Construida en estilo mudéjar pese a haberse empezado a fines del siglo XV, la Casa encerraba entre sus severos muros dos exuberantes jardines con fuentes, diversos edificios, un patio principal y otro más pequeño, magnífico —donde estaba el cantante—, galerías caladas y una decoración mudéjar en la que los azulejos ocupaban un amplio lugar. Un poco excesivo para el gusto de Morosini, que no apreciaba sobremanera semejante derroche de esas placas de cerámica con dibujos y colores variados. No obstante, el conjunto poseía un encanto indiscutible.

En cuanto al nombre, si ese palacio de sultán llevaba el del famosísimo procurador de Judea, se lo debía a don Fadrique Enríquez de Ribeira, primer marqués de Tarifa, que después de efectuar un viaje a Tierra Santa quiso que su casa se pareciera a la de Pilatos. Una leyenda tal vez, pero que había persistido, y durante la Semana Santa el palacio se convertía todos los años en el punto de partida de una especie de «vía dolorosa» que serpenteaba a través de Sevilla, cuya parte medieval hay que reconocer que se asemeja a Jerusalén, con sus casas blancas cerradas sobre sí mismas, sus jardines secretos y sus patios inundados de sombra.

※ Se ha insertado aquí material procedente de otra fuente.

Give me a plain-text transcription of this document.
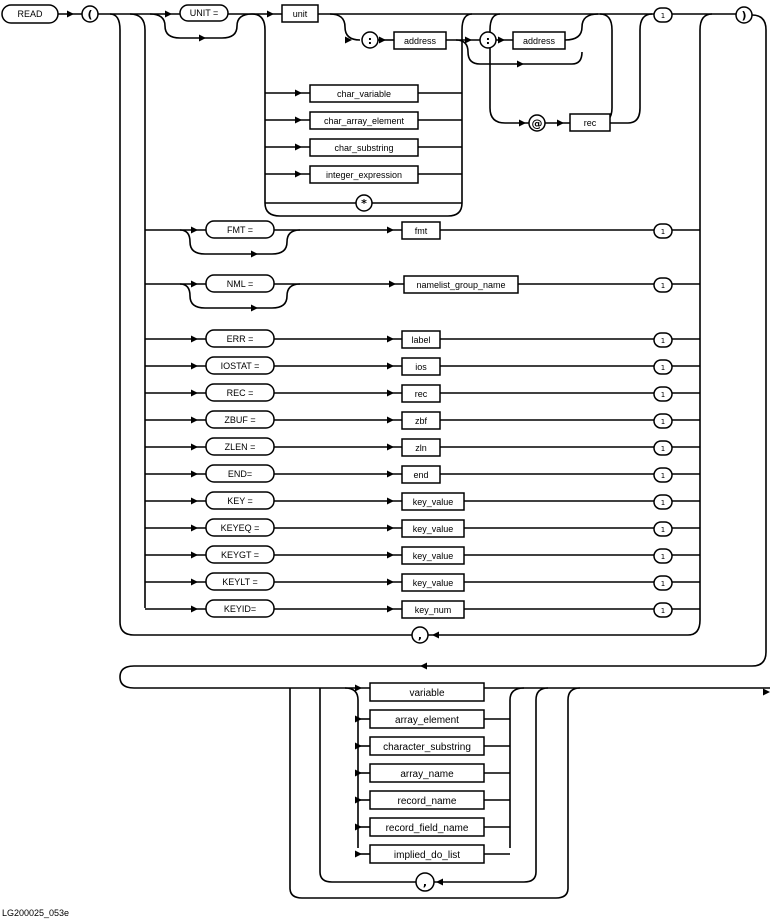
READ	(	)
UNIT =	unit
:	address	:	address
@	rec
char_variable
char_array_element
char_substring
integer_expression
*
FMT =	fmt
NML =	namelist_group_name
ERR =	label
IOSTAT =	ios
REC =	rec
ZBUF =	zbf
ZLEN =	zln
END=	end
KEY =	key_value
KEYEQ =	key_value
KEYGT =	key_value
KEYLT =	key_value
KEYID=	key_num
,
1
1
1
1
1
1
1
1
1
1
1
1
1
1
variable
array_element
character_substring
array_name
record_name
record_field_name
implied_do_list
,
LG200025_053e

Entre frenéticos aplausos, cantante y guitarrista se habían retirado tras haber tenido el honor de ser presentados a su reina. Morosini aprovechó la circunstancia para retroceder discretamente entre los asistentes, pues le pareció un momento propicio para ir a contemplar más de cerca un cuadro colgado en un saloncito de las estancias de invierno que sólo había entrevisto.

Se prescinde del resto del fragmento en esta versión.